Ernest Cline’s Ready Player One

(Crown Publishers, 2011)
Legendary filmmaker Steven Spielberg is directing a film adaptation of Ready Player One. Is there any other greater recommendation of a book than to say that Spielberg has chosen to adapt it? Should I even keep writing in an attempt to convince you to read this book, or are you already sold? All of the film adaptations directed by Spielberg have gone on to become well-known and well-loved movies and there is no doubt that Ready Player One will also become such a film, not only because the adaptation is being helmed by a director of Spielberg’s caliber but also because of the source material, the novel itself, which is sharp, poignant, fun, funny, and very well-written.

The novel is set in the future, in 2044, where the world is plagued by financial and social issues. Many of the people in the world in which the novel is set use the OASIS, a virtual world with elements of various current video games and multiplayer online role-playing games, as the main form of escaping the many problems that exist in their society. In fact, the OASIS is so popular and so needed, it does seem as though people spend more time in the virtual world, attached to their visors and haptic gloves, instead of the real world where real world problems exist. There is an interesting blurring between the real world and the virtual world in an attempt to show how intrinsic technology is to human existence in the near future. People even go to school in the OASIS.

The main character of the book, Wade, is an overweight and awkward teenager whose use of the OASIS is a reminder of the ways in which gaming can serve as an expression of what is going on in the minds of the players (particularly how gaming, in a manner similar to reading, is also a form, if a more condemned one, of escaping one’s reality), especially when one of the first things we learn about Wade is how he has altered his avatar within the OASIS to be a better looking version of himself – thus communicating so much information about how Wade feels about himself. If we close our eyes and think of the concept: a poor, and poorly-nourished boy stuck in his poverty-stricken home is plugged into this virtual world and is able to live as an entirely other version of himself, we can begin to understand the complexity and beauty of the concept in the novel.

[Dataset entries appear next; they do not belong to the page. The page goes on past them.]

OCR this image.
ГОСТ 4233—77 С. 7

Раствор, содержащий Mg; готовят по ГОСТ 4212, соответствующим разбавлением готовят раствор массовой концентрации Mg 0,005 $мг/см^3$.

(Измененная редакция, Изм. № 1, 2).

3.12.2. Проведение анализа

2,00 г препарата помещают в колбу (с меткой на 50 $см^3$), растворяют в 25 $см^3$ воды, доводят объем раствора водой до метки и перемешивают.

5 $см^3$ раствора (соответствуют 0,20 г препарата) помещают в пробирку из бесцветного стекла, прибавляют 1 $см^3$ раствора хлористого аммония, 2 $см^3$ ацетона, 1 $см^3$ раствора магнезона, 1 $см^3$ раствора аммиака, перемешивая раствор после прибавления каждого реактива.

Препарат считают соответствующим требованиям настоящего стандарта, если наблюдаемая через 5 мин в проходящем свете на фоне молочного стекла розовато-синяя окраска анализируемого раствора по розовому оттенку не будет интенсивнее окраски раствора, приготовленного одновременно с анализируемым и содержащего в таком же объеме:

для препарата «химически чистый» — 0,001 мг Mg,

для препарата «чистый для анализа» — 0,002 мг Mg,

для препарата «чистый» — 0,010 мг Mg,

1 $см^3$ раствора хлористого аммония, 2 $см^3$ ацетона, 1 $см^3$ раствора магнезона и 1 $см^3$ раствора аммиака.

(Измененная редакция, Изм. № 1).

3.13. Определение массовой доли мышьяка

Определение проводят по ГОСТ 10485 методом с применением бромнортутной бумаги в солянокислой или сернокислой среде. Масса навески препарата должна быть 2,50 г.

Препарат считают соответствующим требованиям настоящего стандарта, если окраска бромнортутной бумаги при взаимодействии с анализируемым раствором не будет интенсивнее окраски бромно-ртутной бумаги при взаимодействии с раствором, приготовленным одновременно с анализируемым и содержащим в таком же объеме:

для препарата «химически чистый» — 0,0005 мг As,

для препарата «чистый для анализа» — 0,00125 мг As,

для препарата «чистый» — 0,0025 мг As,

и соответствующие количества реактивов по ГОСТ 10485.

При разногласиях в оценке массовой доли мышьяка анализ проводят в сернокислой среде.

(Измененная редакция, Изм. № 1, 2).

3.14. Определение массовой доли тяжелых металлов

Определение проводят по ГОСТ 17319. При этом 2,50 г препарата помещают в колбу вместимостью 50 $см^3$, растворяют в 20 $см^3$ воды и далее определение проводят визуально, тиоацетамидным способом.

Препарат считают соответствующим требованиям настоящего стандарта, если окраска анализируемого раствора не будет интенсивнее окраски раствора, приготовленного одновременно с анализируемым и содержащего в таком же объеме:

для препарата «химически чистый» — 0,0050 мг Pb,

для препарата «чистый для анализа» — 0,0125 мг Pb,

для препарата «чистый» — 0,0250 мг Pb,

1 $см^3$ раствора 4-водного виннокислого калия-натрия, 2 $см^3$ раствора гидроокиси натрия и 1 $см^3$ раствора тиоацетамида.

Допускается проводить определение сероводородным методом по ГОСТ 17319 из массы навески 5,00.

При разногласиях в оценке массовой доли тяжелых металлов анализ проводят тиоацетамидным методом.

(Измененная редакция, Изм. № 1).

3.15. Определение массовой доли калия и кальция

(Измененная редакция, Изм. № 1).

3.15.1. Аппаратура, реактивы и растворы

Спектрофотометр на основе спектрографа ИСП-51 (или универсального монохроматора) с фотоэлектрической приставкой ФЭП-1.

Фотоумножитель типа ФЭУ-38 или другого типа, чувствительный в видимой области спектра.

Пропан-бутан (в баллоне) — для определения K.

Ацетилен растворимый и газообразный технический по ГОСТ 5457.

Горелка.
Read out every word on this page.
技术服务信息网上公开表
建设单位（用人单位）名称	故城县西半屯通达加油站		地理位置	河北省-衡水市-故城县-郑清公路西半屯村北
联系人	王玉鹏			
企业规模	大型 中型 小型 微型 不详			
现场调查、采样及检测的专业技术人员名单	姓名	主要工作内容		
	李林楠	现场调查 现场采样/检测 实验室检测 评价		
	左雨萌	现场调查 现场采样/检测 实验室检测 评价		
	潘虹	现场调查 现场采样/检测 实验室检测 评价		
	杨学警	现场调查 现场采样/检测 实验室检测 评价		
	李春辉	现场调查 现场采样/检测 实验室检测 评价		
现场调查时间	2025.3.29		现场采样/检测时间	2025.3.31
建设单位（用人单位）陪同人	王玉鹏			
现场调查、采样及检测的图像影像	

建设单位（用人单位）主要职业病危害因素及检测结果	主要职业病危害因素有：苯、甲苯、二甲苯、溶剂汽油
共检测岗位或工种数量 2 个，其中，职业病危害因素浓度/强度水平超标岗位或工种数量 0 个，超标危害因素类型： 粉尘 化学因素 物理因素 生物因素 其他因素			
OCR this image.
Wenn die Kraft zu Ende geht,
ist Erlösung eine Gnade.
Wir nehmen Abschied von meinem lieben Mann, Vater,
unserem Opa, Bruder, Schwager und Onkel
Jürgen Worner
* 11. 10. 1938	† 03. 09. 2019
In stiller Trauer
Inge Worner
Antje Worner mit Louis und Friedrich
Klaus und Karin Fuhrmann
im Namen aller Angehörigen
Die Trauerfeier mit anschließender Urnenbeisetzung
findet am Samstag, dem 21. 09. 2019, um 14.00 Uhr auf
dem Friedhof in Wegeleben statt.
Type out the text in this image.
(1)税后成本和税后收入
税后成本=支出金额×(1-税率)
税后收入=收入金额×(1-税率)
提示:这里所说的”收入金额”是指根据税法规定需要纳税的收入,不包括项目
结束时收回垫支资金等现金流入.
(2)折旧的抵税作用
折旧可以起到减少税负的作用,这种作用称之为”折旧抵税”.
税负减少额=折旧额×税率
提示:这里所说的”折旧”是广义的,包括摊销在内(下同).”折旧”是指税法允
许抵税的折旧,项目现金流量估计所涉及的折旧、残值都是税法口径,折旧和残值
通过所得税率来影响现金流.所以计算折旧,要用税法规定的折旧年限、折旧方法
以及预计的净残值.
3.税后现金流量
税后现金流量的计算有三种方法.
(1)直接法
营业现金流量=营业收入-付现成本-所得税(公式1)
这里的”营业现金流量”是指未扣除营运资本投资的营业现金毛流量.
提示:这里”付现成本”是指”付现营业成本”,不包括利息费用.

However, thus far, all that has been described is the main premise in which Ready Player One is set. The plot itself has to do with James Halliday, deceased creator of the OASIS, and the will he left behind which contains clues that could lead to one of the players in the OASIS amassing amazing amounts of wealth and power. Wade becomes the first person to solve the first clue and from then on, as we see his encounters with other players (both friends and enemies), as he learns to navigate the large and complex world that is the OASIS, as he escapes from the evil corporation that wants to kill him, and as he figures out clue after clue and moves closer to winning the game, it is impossible to not become enthralled and engrossed in the novel as it spirals, twists and turns, and leads us along on one hell of a rollicking good ride. Wade falls in love, he overcomes his flaws and failings and he does become the great hero he is meant to be – and although this formula does seem similar, be assured that the way it is presented in Ready Player One, in the futuristic, technology-driven world created by Ernest Cline, ensures that it is a fresh and new approach, guaranteed to make you invest time and emotion, to that age-old formula readers will never be able to get enough of.